Cinta dalam diam
Tulisan ini lanjutan dari ceritaku sebelumnya terkait sepakbola dan olahraga. Di pesantren As-Salam aku juga pernah ikut ekskul sepak bola. Nama ekskulnya PERSAS (Persatuan Sepakbola Santri As-Salam). Alhamdulillah aku masuk tim inti. Beberapa kali juga ikut turnamen, tapi ngga ada yang juara. Menurutku memang latihan kami kurang efektif dan pelatihnya juga kurang berpengalaman. Karena dari turun temurun yang melatih selalu kakak tingkat yang dianggap jago main bolanya. Padahal tidak semua yang jago main bola, jago juga jadi pelatih.
Ada yang jago main tapi waktu ngelatih ngga terlalu jago seperti Thierry Henry. Ada juga yang mainnya ngga jago-jago amat tapi pas jadi pelatih dia jago, seperti Jurgen Klopp. Ada yang jago main dan juga jago pelatih seperti Zidane dan itu sangat jarang sekali. Yahh begitulah kehidupan, sulit mencari yang sempurna. Sesulit mencari pasangan hidup. #ehhh.
Seingatku, tidak ada prestasiku yang bisa kubanggakan dalam bermain bola kecuali ketika aku ngajak ibu buat nonton aku main bola minisoc di Kemang dan saat itu aku bisa nyetak gol lewat sundulan. Seketika itu aku berasa menjadi bintang dan aku sangat senang sekali. Kebetulan Ibuku sedang main ke Jakarta karena kakakku waktu itu baru saja melahirkan.
Selain olahraga sepakbola, waktu aku kecil juga sering bermain tenis meja. Ayahku rupanya jago juga main tenis meja. Bahkan aku dulu sering mau nangis karena selalu kalah melawan ayah.

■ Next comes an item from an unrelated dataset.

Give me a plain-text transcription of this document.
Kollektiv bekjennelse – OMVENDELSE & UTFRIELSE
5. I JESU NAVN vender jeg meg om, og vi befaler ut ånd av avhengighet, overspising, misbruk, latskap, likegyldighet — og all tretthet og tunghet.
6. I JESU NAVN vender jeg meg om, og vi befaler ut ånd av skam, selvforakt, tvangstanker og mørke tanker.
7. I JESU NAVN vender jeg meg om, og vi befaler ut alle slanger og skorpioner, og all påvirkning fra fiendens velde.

Waktu itu ayahku membelikan meja tenis meja. Meja itu seingatku dibuat oleh tukang yang ada di depan kuburan SD atas dengan harga kalau tidak salah sebesar Rp 750.000. saat itu meja tenisku termasuk yang bagus, karena dibuat dari kayu yang lebih tebal dibandingkan meja tenis yang lain waktu itu.
Bahkan aku juga pernah ikut seleksi tenis meja di SD dulu. Tapi waktu itu tidak lolos, karena memang banyak teman-teman yang lebih hebat dan jago. Salah satunya sahabat dekatku si Fadli dan juga saudara seperkerinciannya yaitu Hanif. Walaupun demikian, aku sangat senang dibelikan ayah meja tenis. Walaupun sekarang mejanya sudah entah kemana.
Ayah juga pernah membelikanku dan kakakku raket bulutangkis. Ahh rasanya senang sekali waktu itu. Ayah selalu berusaha memenuhi apa yang diinginkan anak-anaknya selama itu positif. Itulah ayahku, ia membuktikan rasa cinta dan sayangnya bukan dengan kata-kata, tapi langsung dengan tindakan nyata.